Hospitals and insurance companies are in a bargaining fight constantly, and if you look at the numbers, hospitals have won. However, hospitals are 60%+ non-profit (60% non profit, 20% public, 20% profit hospitals), so its not so clear you want hospitals to lose. Its really messy.

> My private insurance that kicks in if I e.g. need a knee surgery with 14 days wait instead of 90, will often require me to fly to a different city, likely even a different country, to get the procedure performed at a specialist private clinic. This care is something completely different to the regular care I need day-to-day for a child delivery, cancer treatment, appendectomy or whatever. As there is so very little overlap I'm also not paying twice. There isn't a private insurer that will offer me cancer treatment, child delivery etc.

The main benefit of having a single insurance company, or single payer system, is that you dont have to spend so much moeny on administrative costs. If you start getting into the rabbit hole of what will be public or private, at what cost and quality, i suspect the gains from the administrative relief will fade. Economically, maybe the best thing about having a public/private system would be that the public system is dirt cheap and effective, while the private one is simply more expensive. Thus there is some component of redistribution, but also some market forces. I think hybrid beats full state owned (I accept my own ideological bias and maybe hybrid beats fully private, though I believe it wouldnt).

> They don't exist because who would want to pay twice for that?

As an example of this, I can speak of Argentina. Argentina has had a diminishing public expenditure of public funds to public health. It has a very decaying public health system, and a thriving private one. The private one does have price controls, but not too much in effective terms: they biggest cost threat is probably that patients could choose to not have private insurance and just go to a public hospital. The reality is however crude: some public health services are of terrible quality. But its a trade-off: poor people dont pay and receive quite the tax benefit as a whole.

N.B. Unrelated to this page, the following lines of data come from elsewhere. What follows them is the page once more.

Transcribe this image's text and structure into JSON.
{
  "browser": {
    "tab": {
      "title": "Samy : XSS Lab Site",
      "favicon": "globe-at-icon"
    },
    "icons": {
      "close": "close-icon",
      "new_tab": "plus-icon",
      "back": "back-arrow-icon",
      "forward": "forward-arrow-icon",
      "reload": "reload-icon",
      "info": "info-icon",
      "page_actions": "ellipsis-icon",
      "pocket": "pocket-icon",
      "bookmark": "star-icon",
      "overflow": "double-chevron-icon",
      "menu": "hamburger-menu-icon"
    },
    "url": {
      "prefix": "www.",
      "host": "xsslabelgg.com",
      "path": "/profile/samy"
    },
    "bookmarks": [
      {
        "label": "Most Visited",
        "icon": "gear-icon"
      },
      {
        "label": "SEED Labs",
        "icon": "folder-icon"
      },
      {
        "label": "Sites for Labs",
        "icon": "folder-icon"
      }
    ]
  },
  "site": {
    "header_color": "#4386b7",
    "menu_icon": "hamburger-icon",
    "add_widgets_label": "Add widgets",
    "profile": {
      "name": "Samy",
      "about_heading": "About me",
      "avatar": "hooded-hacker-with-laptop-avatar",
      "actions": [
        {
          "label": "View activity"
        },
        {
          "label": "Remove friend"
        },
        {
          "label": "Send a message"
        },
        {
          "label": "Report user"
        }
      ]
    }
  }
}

Private is thriving and has very good quality metrics at reasonable prices. So yes, you can have a system with "double paying" that is definitely stable.


Some insurers benchmark Medicare rates for some procedures. It certainly isn’t the majority of rates, those tend to be percent of charges.

And no, Medicare doesn’t have the lowest rates (Medicaid does). The rates aren’t low due to negotiation (hah!), it’s the gov’t basically saying “here is what we pay, take it or leave it”.


Except republicans and bush passed a law a decade ago saying the government can't negotiate drug prices for Medicare. It's beyond stupid and the main reason you see so many niche drugs go up 50x in price overnight lately. The companies have figured out they can exploit that law this way.


So if you eliminated medicare and put all those patients into private insurance, they would all lower prices?